Now, no one questions whether or not Face ID is secure. We all know it is. The problem people have with Face ID is that for many users, it simply doesn’t work well. That might not be an issue if the iPhone X still had Touch ID, Apple’s beloved fingerprint authentication system. But it doesn’t, which means users who consistently have trouble with Face ID have no other way to quickly and easily unlock their phones, open secure apps, or authenticate mobile payments. They’re basically bumped back to the old days of having to constantly type in a PIN or password.

In a recent thread in the iPhone subreddit on Reddit titled “iPhone X users, how has Face ID fared for you?” a user who goes by the name “Makegooduseof” posed a simple but important question. And unfortunately, the responses were all too predictable.

Many of the top-voted comments in the thread come from people who love Face ID. They find that Apple’s new tech works wonderfully and reliably, and some people even say they would never want to go back to Touch ID. But not everyone has the same experience with Face ID. A smaller but still significant portion of the comments come from users who have not had good experiences with Face ID, and it’s quite concerning considering how integral Face ID is to the iPhone X user experience.

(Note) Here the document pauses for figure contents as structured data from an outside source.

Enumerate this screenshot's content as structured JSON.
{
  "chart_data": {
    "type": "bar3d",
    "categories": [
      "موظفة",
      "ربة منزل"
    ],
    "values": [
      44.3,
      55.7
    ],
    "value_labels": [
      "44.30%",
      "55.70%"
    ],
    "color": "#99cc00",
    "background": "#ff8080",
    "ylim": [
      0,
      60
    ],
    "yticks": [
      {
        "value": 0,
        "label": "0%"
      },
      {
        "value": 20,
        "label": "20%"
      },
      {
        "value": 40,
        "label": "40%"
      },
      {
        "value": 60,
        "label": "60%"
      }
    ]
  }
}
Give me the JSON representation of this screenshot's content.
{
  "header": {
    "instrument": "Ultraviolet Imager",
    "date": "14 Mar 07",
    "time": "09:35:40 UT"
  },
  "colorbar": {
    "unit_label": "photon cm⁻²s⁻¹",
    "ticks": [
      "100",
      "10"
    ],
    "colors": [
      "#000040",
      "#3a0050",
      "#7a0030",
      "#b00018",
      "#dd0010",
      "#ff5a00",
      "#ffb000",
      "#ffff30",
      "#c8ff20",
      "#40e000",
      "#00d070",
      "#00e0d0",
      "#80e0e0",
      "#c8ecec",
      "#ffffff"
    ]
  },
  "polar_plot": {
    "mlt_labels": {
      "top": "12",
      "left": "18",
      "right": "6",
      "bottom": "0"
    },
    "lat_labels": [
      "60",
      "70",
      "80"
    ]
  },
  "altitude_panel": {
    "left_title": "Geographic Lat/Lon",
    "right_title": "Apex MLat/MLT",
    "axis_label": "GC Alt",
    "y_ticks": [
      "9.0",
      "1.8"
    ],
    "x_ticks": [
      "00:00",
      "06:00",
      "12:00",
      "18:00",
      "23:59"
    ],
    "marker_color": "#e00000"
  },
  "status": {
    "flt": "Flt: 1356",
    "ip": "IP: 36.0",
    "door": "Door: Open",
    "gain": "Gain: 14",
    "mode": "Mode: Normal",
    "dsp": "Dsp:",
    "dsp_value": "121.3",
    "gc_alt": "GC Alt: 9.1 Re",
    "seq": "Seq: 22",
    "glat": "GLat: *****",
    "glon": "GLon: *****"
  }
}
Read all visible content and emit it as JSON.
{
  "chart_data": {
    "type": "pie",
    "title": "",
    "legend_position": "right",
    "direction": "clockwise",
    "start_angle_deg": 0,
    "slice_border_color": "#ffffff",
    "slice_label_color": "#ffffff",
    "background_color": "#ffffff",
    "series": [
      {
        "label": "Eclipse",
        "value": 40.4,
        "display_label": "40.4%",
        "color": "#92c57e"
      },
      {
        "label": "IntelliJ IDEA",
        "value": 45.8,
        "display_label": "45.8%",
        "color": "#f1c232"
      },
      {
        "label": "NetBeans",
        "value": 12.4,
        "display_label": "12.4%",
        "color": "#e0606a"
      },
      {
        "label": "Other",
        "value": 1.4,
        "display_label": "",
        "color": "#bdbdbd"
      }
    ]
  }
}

“I’ve had an iPhone X since early December and still, passionately, hate Face ID,” one user wrote. “It works about 3/4 of the time which means I type my password a lot. A lot a lot. It also never works if the phone is sideways which is bad for someone like me who lays in bed and looks at their phone.”

Others chimed in with similar experiences, and we’ve heard much of the same from people we’ve spoken with offline about Face ID. Most users find that Face ID works wonderfully, but a decent amount of people find that it fails far too often, and that understandably results in a great deal of frustration. This is of particular concern for many people right now since we’re about one month away from seeing Apple unveil three brand new iPhone models that all ditch Touch ID in favor of Face ID.